The workflow breakdown is as follows:
- Import: All documents seamlessly entered the platform through an API call using the import block.
- Data Extraction: The OCR block efficiently extracted crucial information from invoices and credit notes in various formats, achieving over 90% document extraction accuracy.
- Data Enhancement: To address intricacies like incorrect formats or missing digits, ThatIndex designed a workflow with over 100 data block steps. These blocks facilitated various operations, sometimes involving multiple actions for a single field.
For instance, matching PO codes on purchase orders issued by the client with credit notes from suppliers required accuracy, given the significance of identifying the correct invoice or credit note PO. Traditional OCR would have necessitated manual review of tens of thousands of invoices for corrections.
The challenge arose due to distinct UK-based PO codes that differ significantly from those in Europe or America. These UK PO codes include spacing and an alphanumeric mix, making OCRs prone to misinterpreting 'O' (letter o) as '0' (zero). In-app data blocks were employed to format the document accurately, a crucial step for enhancing data accuracy, especially since most suppliers were from the UK.
Data blocks proved effective in post-processing, incorporating checks and validation flags.

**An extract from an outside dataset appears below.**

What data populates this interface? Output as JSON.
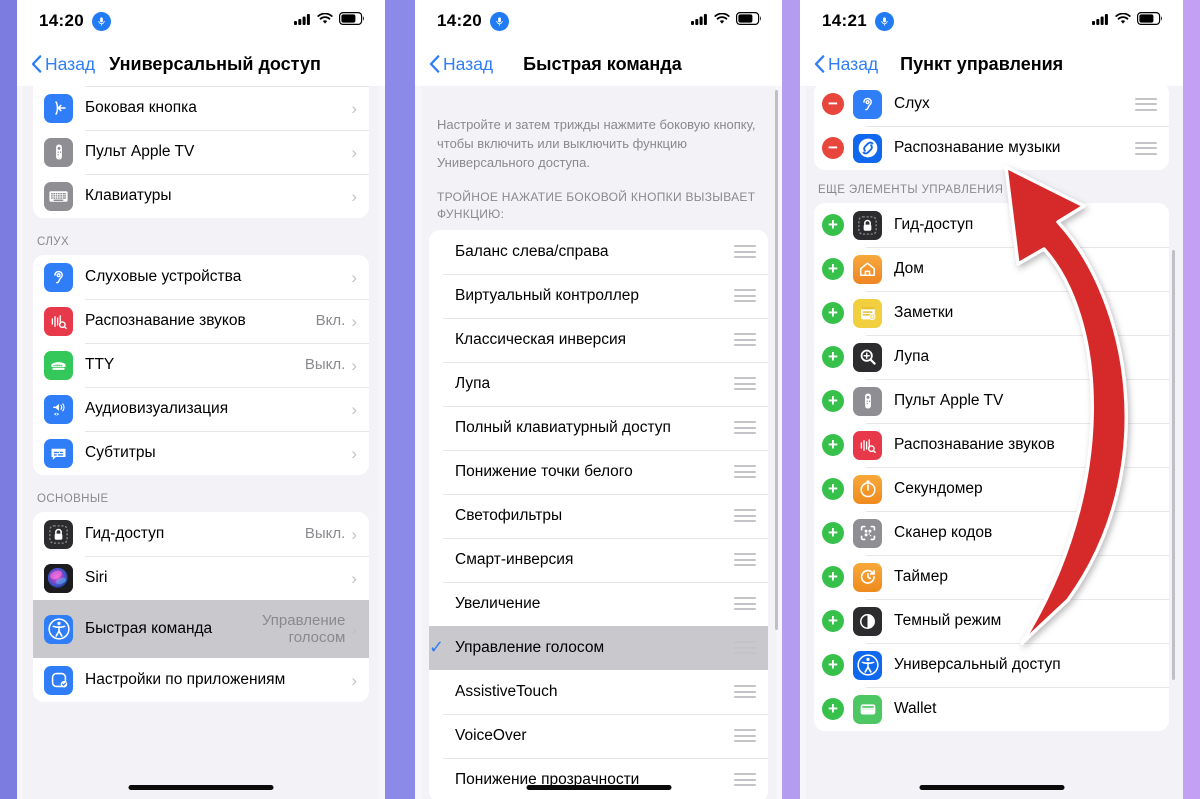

Index utilized data blocks to format dates, numbers, and currencies and match information across two tables.
The simplicity of deploying a workflow allowed That Index to develop the entire process independently and make necessary adjustments on the fly.
- Export: Processed data was then directly transferred to their MSSQL database. In contrast to other solutions requiring data download and upload, Nanonets enabled real-time data export into their database, posing privacy-related concerns.
Nanonets has allowed us to process documents from different sources and formats. It is flexible enough to easily incorporate new changes to the data template with minimal training and add new data enhancement rules.